Sebbene le sue origini siano radicate nell’antichità più profonda, dal tempo dell’antica Babilonia, la scienza della Kabbalah è rimasta nascosta all’umanità dal momento in cui apparve più di quattromila anni fa.
Proprio questo occultamento ha convalidato l’immortale fascino della Kabbalah. Celebri scienziati e filosofi di molti paesi, come Newton, Leibniz e Pico della Mirandola, hanno indagato e cercato di capire la scienza della Kabbalah. Comunque, oggigiorno solo pochi sanno cosa sia realmente.
La Kabbalah, o più semplicemente Cabala, è parte della tradizione esoterica della mistica ebraica, in particolare il pensiero mistico sviluppatosi in Europa a partire dal VII-VIII secolo. La Kabbalah ebraica non va confusa con le cabale di tradizione cristiana o occidentale che sono completamente diverse.
Nel VI o VII secolo venne redatta l’opera chiamata Séfer Yetziráh che tratta delle forze segrete del cosmo, al suo interno si trova la prima menzione di un termine che diventerà centrale: la nozione di sefiráh.
Letteralmente sephirah o sefiráh significa "calcolo”,”numerazione". Nel Sefer Yetzirah il termine acquista un significato più ampio: le sephiroth sono manifestazioni allusive dell'energia divina. Gli autori cabalistici amano paragonare le sephiroth a zaffiri, partendo da un assonanza dei due termini.
Tra la fine del XII secolo e l'inizio del XIII, fa la sua comparsa una vasta letteratura mistica già ben organizzata sulla dottrina delle sephiroth; queste si possono definire i gradi per mezzo dei quali Dio agisce nel creato. Praticamente tutti i mistici affermano che esse sono in numero di dieci.
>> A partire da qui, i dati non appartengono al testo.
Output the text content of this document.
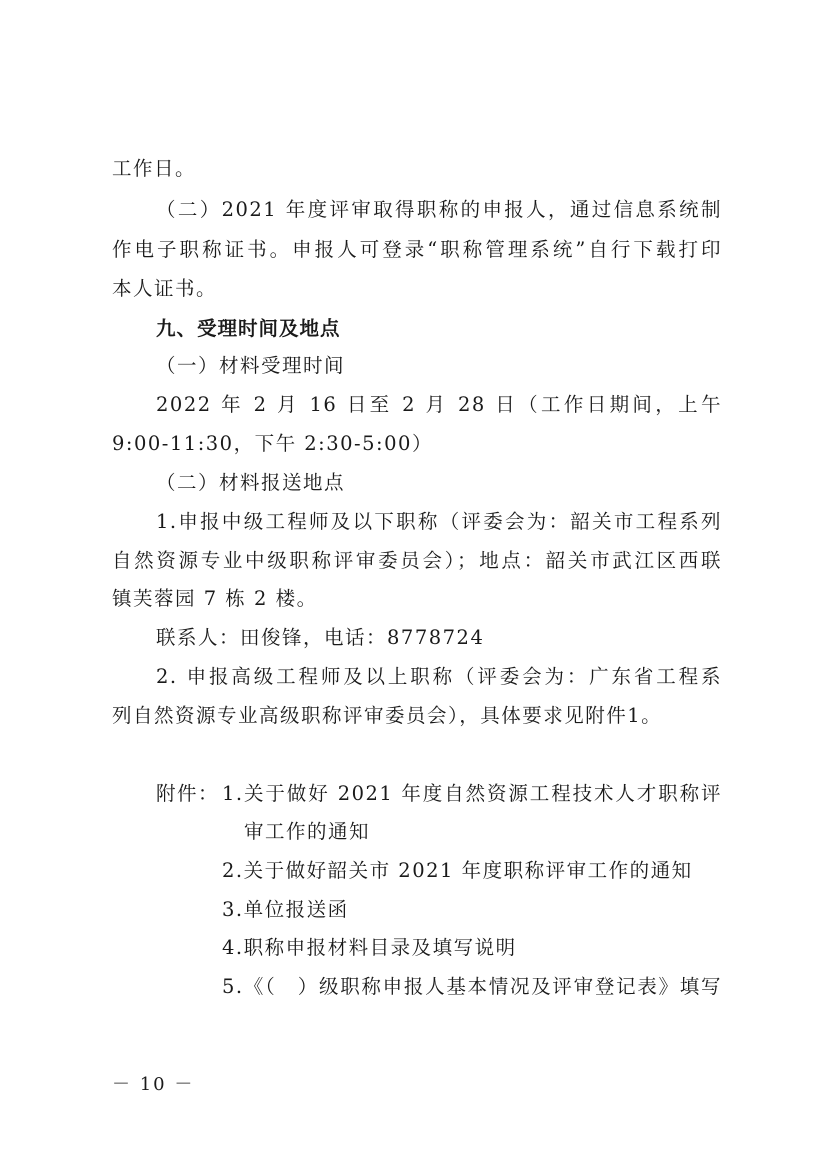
工作日。
（二）2021 年度评审取得职称的申报人，通过信息系统制
作电子职称证书。申报人可登录“职称管理系统”自行下载打印
本人证书。
九、受理时间及地点
（一）材料受理时间
2022 年 2 月 16 日至 2 月 28 日（工作日期间，上午
9:00-11:30，下午 2:30-5:00）
（二）材料报送地点
1.申报中级工程师及以下职称（评委会为：韶关市工程系列
自然资源专业中级职称评审委员会）；地点：韶关市武江区西联
镇芙蓉园 7 栋 2 楼。
联系人：田俊锋，电话：8778724
2. 申报高级工程师及以上职称（评委会为：广东省工程系
列自然资源专业高级职称评审委员会），具体要求见附件1。
附件： 1.关于做好 2021 年度自然资源工程技术人才职称评
审工作的通知
2.关于做好韶关市 2021 年度职称评审工作的通知
3.单位报送函
4.职称申报材料目录及填写说明
5.《（　）级职称申报人基本情况及评审登记表》填写
－ 10 －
La scienza della Kabbalah non studia il nostro mondo e gli esseri umani che vivono in esso, come fanno le scienze tradizionali. La Kabbalah indaga tutto ciò che esiste al di là.
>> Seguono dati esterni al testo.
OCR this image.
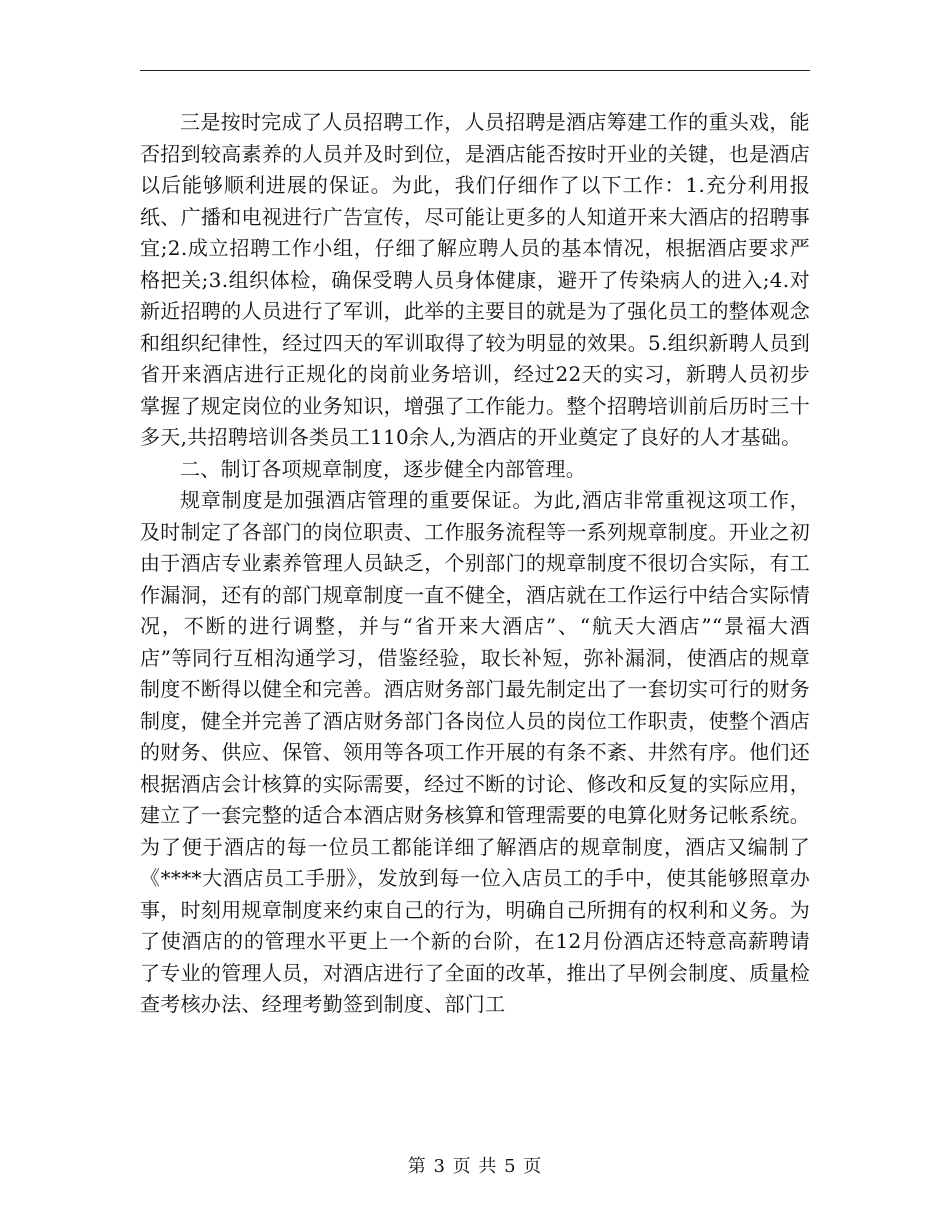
三是按时完成了人员招聘工作，人员招聘是酒店筹建工作的重头戏，能否招到较高素养的人员并及时到位，是酒店能否按时开业的关键，也是酒店以后能够顺利进展的保证。为此，我们仔细作了以下工作：1.充分利用报纸、广播和电视进行广告宣传，尽可能让更多的人知道开来大酒店的招聘事宜;2.成立招聘工作小组，仔细了解应聘人员的基本情况，根据酒店要求严格把关;3.组织体检，确保受聘人员身体健康，避开了传染病人的进入;4.对新近招聘的人员进行了军训，此举的主要目的就是为了强化员工的整体观念和组织纪律性，经过四天的军训取得了较为明显的效果。5.组织新聘人员到省开来酒店进行正规化的岗前业务培训，经过22天的实习，新聘人员初步掌握了规定岗位的业务知识，增强了工作能力。整个招聘培训前后历时三十多天,共招聘培训各类员工110余人,为酒店的开业奠定了良好的人才基础。

二、制订各项规章制度，逐步健全内部管理。

规章制度是加强酒店管理的重要保证。为此,酒店非常重视这项工作，及时制定了各部门的岗位职责、工作服务流程等一系列规章制度。开业之初由于酒店专业素养管理人员缺乏，个别部门的规章制度不很切合实际，有工作漏洞，还有的部门规章制度一直不健全，酒店就在工作运行中结合实际情况，不断的进行调整，并与“省开来大酒店”、“航天大酒店”“景福大酒店”等同行互相沟通学习，借鉴经验，取长补短，弥补漏洞，使酒店的规章制度不断得以健全和完善。酒店财务部门最先制定出了一套切实可行的财务制度，健全并完善了酒店财务部门各岗位人员的岗位工作职责，使整个酒店的财务、供应、保管、领用等各项工作开展的有条不紊、井然有序。他们还根据酒店会计核算的实际需要，经过不断的讨论、修改和反复的实际应用，建立了一套完整的适合本酒店财务核算和管理需要的电算化财务记帐系统。为了便于酒店的每一位员工都能详细了解酒店的规章制度，酒店又编制了《****大酒店员工手册》，发放到每一位入店员工的手中，使其能够照章办事，时刻用规章制度来约束自己的行为，明确自己所拥有的权利和义务。为了使酒店的的管理水平更上一个新的台阶，在12月份酒店还特意高薪聘请了专业的管理人员，对酒店进行了全面的改革，推出了早例会制度、质量检查考核办法、经理考勤签到制度、部门工

第 3 页 共 5 页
Sono moltissimi gli amanti della Kabbalah in tutto il mondo, persone comuni e personaggi famosi che traggono beneficio dai suoi insegnamenti. Oggi anche i seguaci italiani potranno informarsi, imparare, dare pareri attraverso il sito www.kabbalah.info/it e attraverso il giornale on line intitolato “Kabbalah per tutti”.
All’interno del sito è possibile capire cos’è la Kabbalah, trovare testi antichi autentici, seguire e scaricare le lezioni, guardare i video, ascoltare la musica, partecipare alle discussioni tramite il blog.
Per capire la Kabbalah è necessario studiare a fondo ma un piccolo esempio può farci intendere, in linea di massima, di cosa si tratta. L’esempio riguarda il problema della ricerca della felicità, come viene affrontato? Cos’è la felicità?
La Kabbalah spiega che la felicità è quello che sentiamo quando appaghiamo il nostro “desiderio di ricevere”. Perché svanisce? Perché il piacere neutralizza il nostro desiderio, e senza desiderio non possiamo sentire il piacere. Qual è la formula per il piacere senza fine? Aggiungere una “intenzione di dare” al nostro “desiderio di ricevere”, allora il piacere continuerà a fluire attraverso il nostro desiderio, infinitamente.